Jesus replied, "Foxes have holes and birds of the air have nests, but the Son of Man has no place to lay his head."
He said to another man, "Follow me."
But the man replied, "Lord, first let me go and bury my father."
Jesus said to him, "Let the dead bury their own dead, but you go and proclaim the kingdom of God."
Still another said, "I will follow you, Lord; but first let me go back and say goodbye to my family."
Jesus replied, "No one who puts his hand to the plough and looks back is fit for service in the kingdom of God.”
[Luke 9: 57-61]
Admittedly, this one ranks pretty high on the list of strange things that came out of Jesus’s mouth. And as Luke works through the trio of encounters where people misunderstand the true cost of discipleship, it can leave us feeling increasingly weirded out.
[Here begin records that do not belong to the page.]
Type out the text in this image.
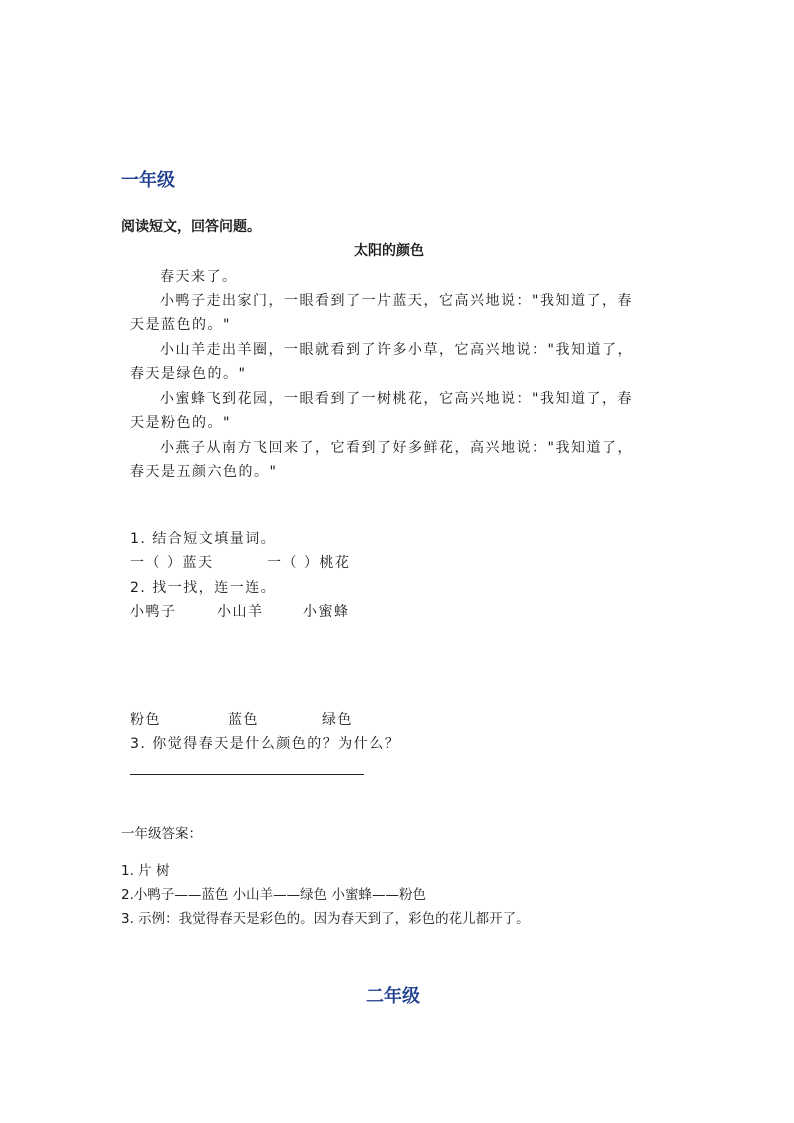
一年级
阅读短文，回答问题。
太阳的颜色
春天来了。
小鸭子走出家门，一眼看到了一片蓝天，它高兴地说："我知道了，春
天是蓝色的。"
小山羊走出羊圈，一眼就看到了许多小草，它高兴地说："我知道了，
春天是绿色的。"
小蜜蜂飞到花园，一眼看到了一树桃花，它高兴地说："我知道了，春
天是粉色的。"
小燕子从南方飞回来了，它看到了好多鲜花，高兴地说："我知道了，
春天是五颜六色的。"
1. 结合短文填量词。
一（ ）蓝天	一（ ）桃花
2. 找一找，连一连。
小鸭子	小山羊	小蜜蜂
粉色	蓝色	绿色
3. 你觉得春天是什么颜色的？为什么？
一年级答案：
1. 片 树
2.小鸭子——蓝色 小山羊——绿色 小蜜蜂——粉色
3. 示例：我觉得春天是彩色的。因为春天到了，彩色的花儿都开了。
二年级
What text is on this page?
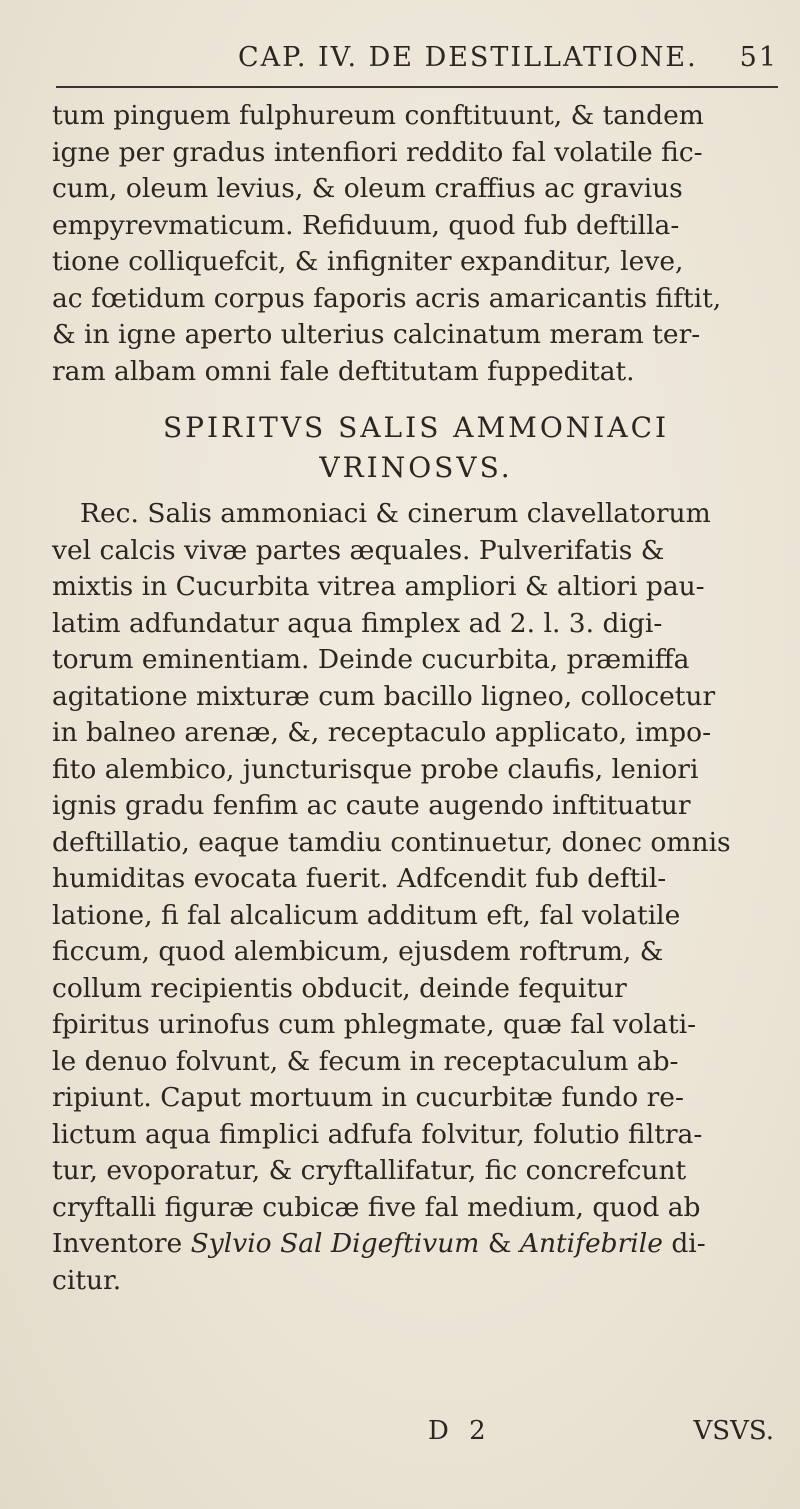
CAP. IV. DE DESTILLATIONE. 51
tum pinguem fulphureum conftituunt, & tandem
igne per gradus intenfiori reddito fal volatile fic-
cum, oleum levius, & oleum craffius ac gravius
empyrevmaticum. Refiduum, quod fub deftilla-
tione colliquefcit, & infigniter expanditur, leve,
ac fœtidum corpus faporis acris amaricantis fiftit,
& in igne aperto ulterius calcinatum meram ter-
ram albam omni fale deftitutam fuppeditat.
SPIRITVS SALIS AMMONIACI
VRINOSVS.
Rec. Salis ammoniaci & cinerum clavellatorum
vel calcis vivæ partes æquales. Pulverifatis &
mixtis in Cucurbita vitrea ampliori & altiori pau-
latim adfundatur aqua fimplex ad 2. l. 3. digi-
torum eminentiam. Deinde cucurbita, præmiffa
agitatione mixturæ cum bacillo ligneo, collocetur
in balneo arenæ, &, receptaculo applicato, impo-
fito alembico, juncturisque probe claufis, leniori
ignis gradu fenfim ac caute augendo inftituatur
deftillatio, eaque tamdiu continuetur, donec omnis
humiditas evocata fuerit. Adfcendit fub deftil-
latione, fi fal alcalicum additum eft, fal volatile
ficcum, quod alembicum, ejusdem roftrum, &
collum recipientis obducit, deinde fequitur
fpiritus urinofus cum phlegmate, quæ fal volati-
le denuo folvunt, & fecum in receptaculum ab-
ripiunt. Caput mortuum in cucurbitæ fundo re-
lictum aqua fimplici adfufa folvitur, folutio filtra-
tur, evoporatur, & cryftallifatur, fic concrefcunt
cryftalli figuræ cubicæ five fal medium, quod ab
Inventore Sylvio Sal Digeftivum & Antifebrile di-
citur.
D 2	VSVS.
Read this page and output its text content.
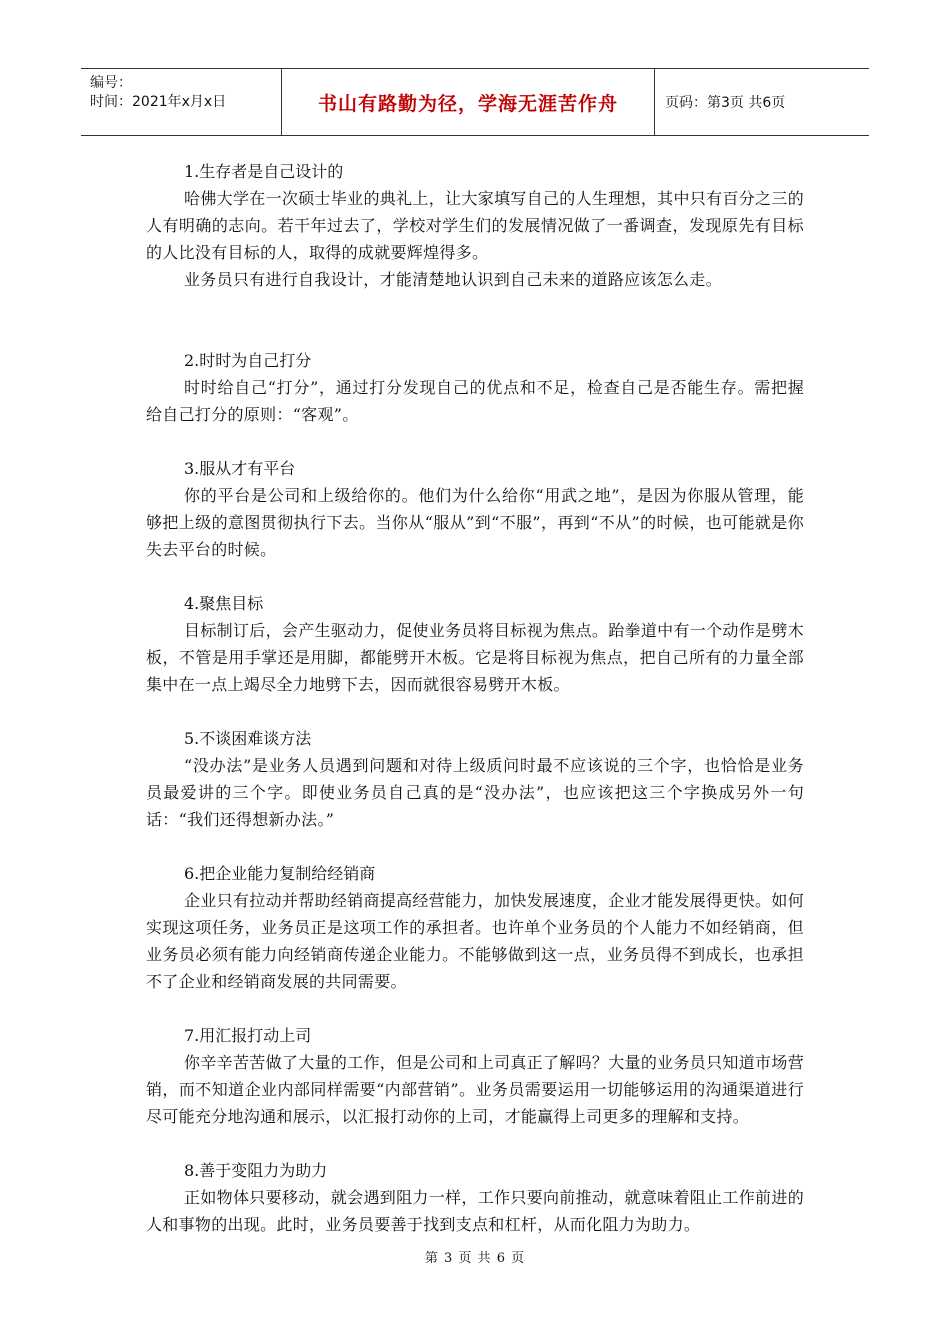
编号：
时间：2021年x月x日	书山有路勤为径，学海无涯苦作舟	页码：第3页 共6页

1.生存者是自己设计的

哈佛大学在一次硕士毕业的典礼上，让大家填写自己的人生理想，其中只有百分之三的人有明确的志向。若干年过去了，学校对学生们的发展情况做了一番调查，发现原先有目标的人比没有目标的人，取得的成就要辉煌得多。

业务员只有进行自我设计，才能清楚地认识到自己未来的道路应该怎么走。

2.时时为自己打分

时时给自己“打分”，通过打分发现自己的优点和不足，检查自己是否能生存。需把握给自己打分的原则：“客观”。

3.服从才有平台

你的平台是公司和上级给你的。他们为什么给你“用武之地”，是因为你服从管理，能够把上级的意图贯彻执行下去。当你从“服从”到“不服”，再到“不从”的时候，也可能就是你失去平台的时候。

4.聚焦目标

目标制订后，会产生驱动力，促使业务员将目标视为焦点。跆拳道中有一个动作是劈木板，不管是用手掌还是用脚，都能劈开木板。它是将目标视为焦点，把自己所有的力量全部集中在一点上竭尽全力地劈下去，因而就很容易劈开木板。

5.不谈困难谈方法

“没办法”是业务人员遇到问题和对待上级质问时最不应该说的三个字，也恰恰是业务员最爱讲的三个字。即使业务员自己真的是“没办法”，也应该把这三个字换成另外一句话：“我们还得想新办法。”

6.把企业能力复制给经销商

企业只有拉动并帮助经销商提高经营能力，加快发展速度，企业才能发展得更快。如何实现这项任务，业务员正是这项工作的承担者。也许单个业务员的个人能力不如经销商，但业务员必须有能力向经销商传递企业能力。不能够做到这一点，业务员得不到成长，也承担不了企业和经销商发展的共同需要。

7.用汇报打动上司

你辛辛苦苦做了大量的工作，但是公司和上司真正了解吗？大量的业务员只知道市场营销，而不知道企业内部同样需要“内部营销”。业务员需要运用一切能够运用的沟通渠道进行尽可能充分地沟通和展示，以汇报打动你的上司，才能赢得上司更多的理解和支持。

8.善于变阻力为助力

正如物体只要移动，就会遇到阻力一样，工作只要向前推动，就意味着阻止工作前进的人和事物的出现。此时，业务员要善于找到支点和杠杆，从而化阻力为助力。

第 3 页 共 6 页
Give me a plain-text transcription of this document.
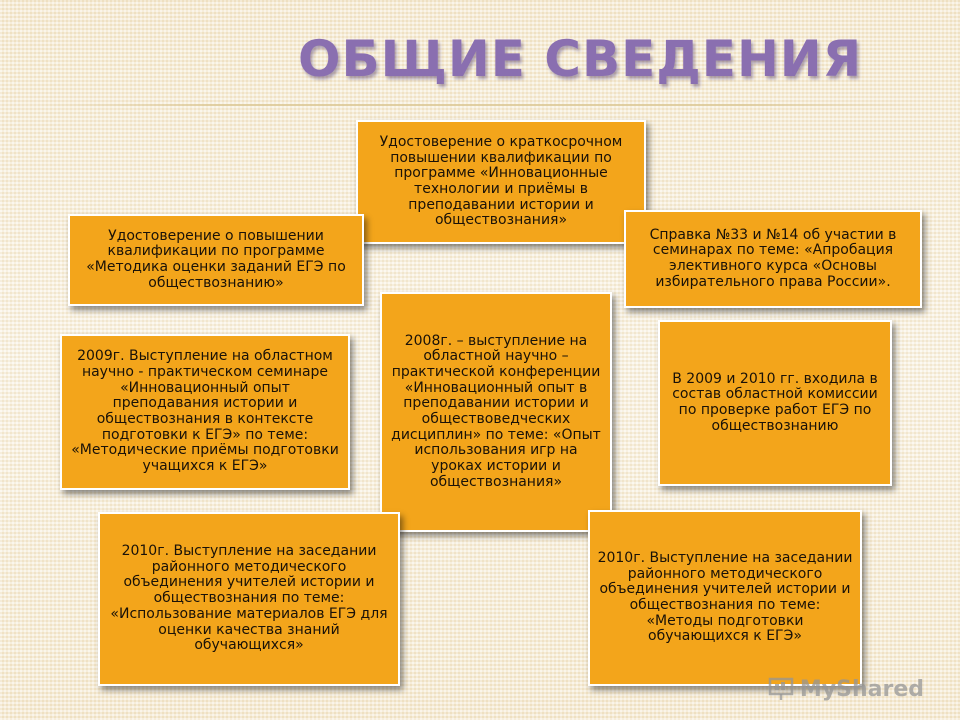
ОБЩИЕ СВЕДЕНИЯ
Удостоверение о краткосрочном повышении квалификации по программе «Инновационные технологии и приёмы в преподавании истории и обществознания»
Удостоверение о повышении квалификации по программе «Методика оценки заданий ЕГЭ по обществознанию»
Справка №33 и №14 об участии в семинарах по теме: «Апробация элективного курса «Основы избирательного права России».
2009г. Выступление на областном научно - практическом семинаре «Инновационный опыт преподавания истории и обществознания в контексте подготовки к ЕГЭ» по теме: «Методические приёмы подготовки учащихся к ЕГЭ»
2008г. – выступление на областной научно – практической конференции «Инновационный опыт в преподавании истории и обществоведческих дисциплин» по теме: «Опыт использования игр на уроках истории и обществознания»
В 2009 и 2010 гг. входила в состав областной комиссии по проверке работ ЕГЭ по обществознанию
2010г. Выступление на заседании районного методического объединения учителей истории и обществознания по теме: «Использование материалов ЕГЭ для оценки качества знаний обучающихся»
2010г. Выступление на заседании районного методического объединения учителей истории и обществознания по теме: «Методы подготовки обучающихся к ЕГЭ»
MyShared
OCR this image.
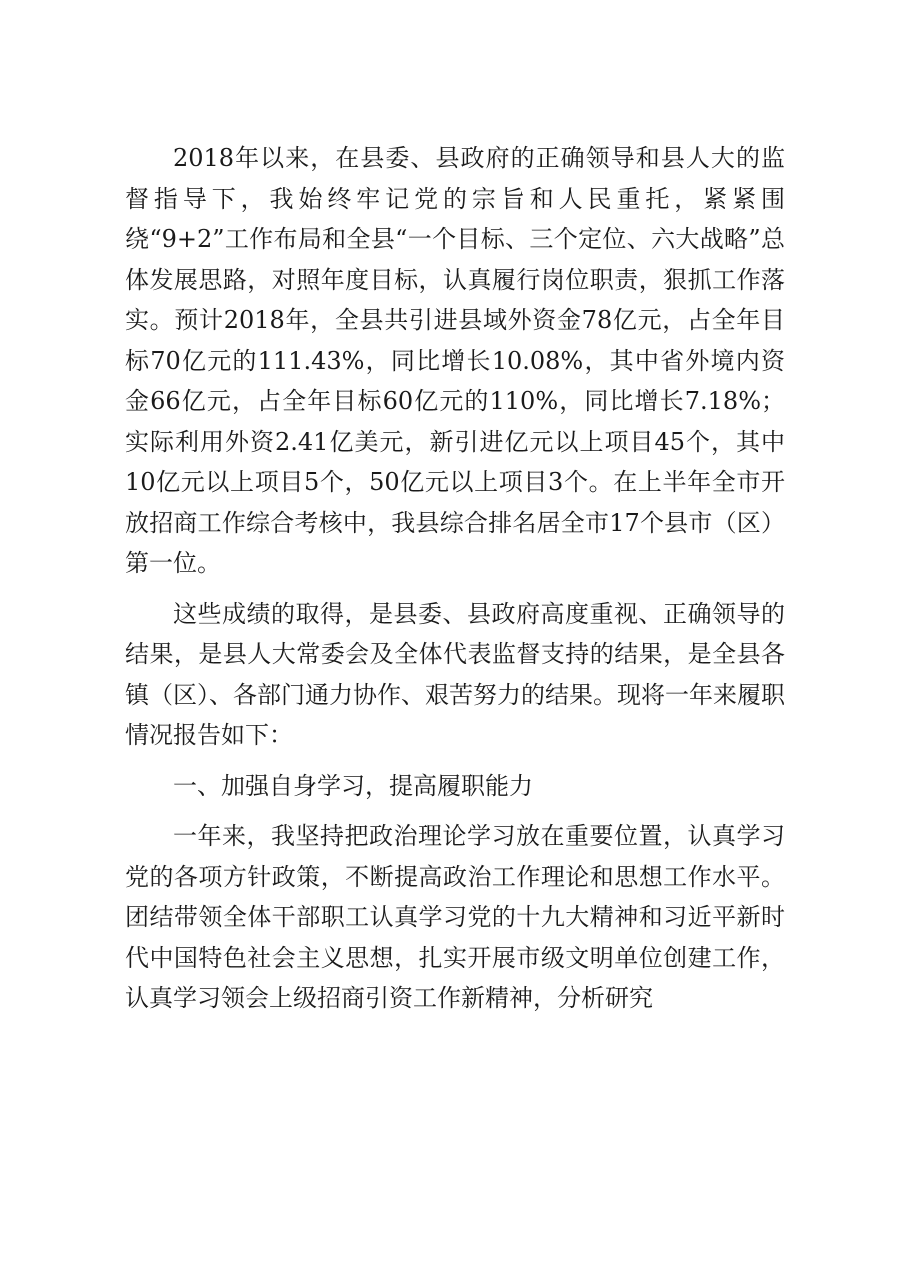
2018年以来，在县委、县政府的正确领导和县人大的监督指导下，我始终牢记党的宗旨和人民重托，紧紧围绕“9+2”工作布局和全县“一个目标、三个定位、六大战略”总体发展思路，对照年度目标，认真履行岗位职责，狠抓工作落实。预计2018年，全县共引进县域外资金78亿元，占全年目标70亿元的111.43%，同比增长10.08%，其中省外境内资金66亿元，占全年目标60亿元的110%，同比增长7.18%；实际利用外资2.41亿美元，新引进亿元以上项目45个，其中10亿元以上项目5个，50亿元以上项目3个。在上半年全市开放招商工作综合考核中，我县综合排名居全市17个县市（区）第一位。

这些成绩的取得，是县委、县政府高度重视、正确领导的结果，是县人大常委会及全体代表监督支持的结果，是全县各镇（区）、各部门通力协作、艰苦努力的结果。现将一年来履职情况报告如下：

一、加强自身学习，提高履职能力

一年来，我坚持把政治理论学习放在重要位置，认真学习党的各项方针政策，不断提高政治工作理论和思想工作水平。团结带领全体干部职工认真学习党的十九大精神和习近平新时代中国特色社会主义思想，扎实开展市级文明单位创建工作，认真学习领会上级招商引资工作新精神，分析研究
The first guy signs up without being called, the second –our mate with the corpse in the deep freeze –just can’t seem to get free of the law, while the third man makes the offer of following God and then attaches conditions as if it is some grand career move which he can only complete once all the lose ends are tied up. All of them miss the point about following God, and Luke doesn’t tell us whether any of them come good in the end. We assume that the silence speaks volumes.
But what can this bizarre passage teach us? Well, try these on for size:
1. Do we know people who have made rash commitments? Too often the church can be guilty of encouraging people to simply pray the prayer and sign on the line, leaving them a little stranded when it comes to support. Do we need to confess our part in this? We need to make sure that in our own church we take the responsibility of introducing people to Christ seriously. But there’s a deeper theme here: are some of those rash commitments a little closer to home for us –have we made them? Does our faith feel too easily shaken by life’s trials, do we feel as though we’ve rarely got any kind of solid foundation to our faith? If so, then we need to fix it.
2. Do we need to fix the problem of legalism? Are we too bound in by the law, constrained by ideas of what Jesus can and cannot do? Are we too caught up by the preoccupation with our own destiny –whether we’re talking about our death or the rest of our lives –that we can’t take Jesus seriously? Do we need to break out of a desire to keep on going back and revisiting past graves –the tombs we’ve erected that mark the sorrows and losses we’ve encountered on the way –and focus instead on the future path that Jesus would have us follow? Do we need to break away from expectation that friends and family put on us, the assumptions that we will be a certain person, go through certain rituals simply because that’s the way things are done round here?
3. Have we made a mess of things by getting our values out of line completely? Have we forgotten the hierarchy –God above, us below? Have we made our faith about the pursuit of our own agenda, about the working down through our own emotional or physical wishlists? Have we made our role at church bout what we can get out of it for us? Are we trying to convince ourselves and others that we’re really serious about God when the truth is that we’re simply trying to dictate the terms. Do we really want to play that game? Are we really so sure that we’re going to come out anything other than completely and utterly wrong?
4. Some of us feel spiritually dead inside. We don’t want to be left among the corpses, left to carry out the ritual while the others are finding life in massive fullness with Christ. You need to put that right. You need to own up to God about feeling dead. You need to acknowledge that God is the only source of life that matters, and take him up on his promise:
"I am the light of the world. Whoever follows me will never walk in darkness, but will have the light of life." [John 8:12]
There’s a temptation to put a whole load of ‘yeah…buts’ into this. It’s tempting to say that the context of first century discipleship is different to the idea of following Jesus today. It’s tempting to jump in and say that following Jesus will mean that he will respect our commitments and current state of play. It’s tempting to say that when God calls us –nice, middle class, comfortable as we are –certain things will stay in place.
Follow me. The answer and the offer are always the same. Forget the reasons why we can’t, the situations that have to get fixed first or the whimsical offer that we know we can retract later if it doesn’t work out. Jesus says follow me –take to the road with me, travel with me, trust me, reach me. Why? Because that’s where we’ll find life –the abundant, full, vibrant, dangerous, apparently unwise type of life that only God can deliver.
So let’s forget the conditional offers. Let’s instead listen out for God’s voice calling us to follow him. And let’s do it.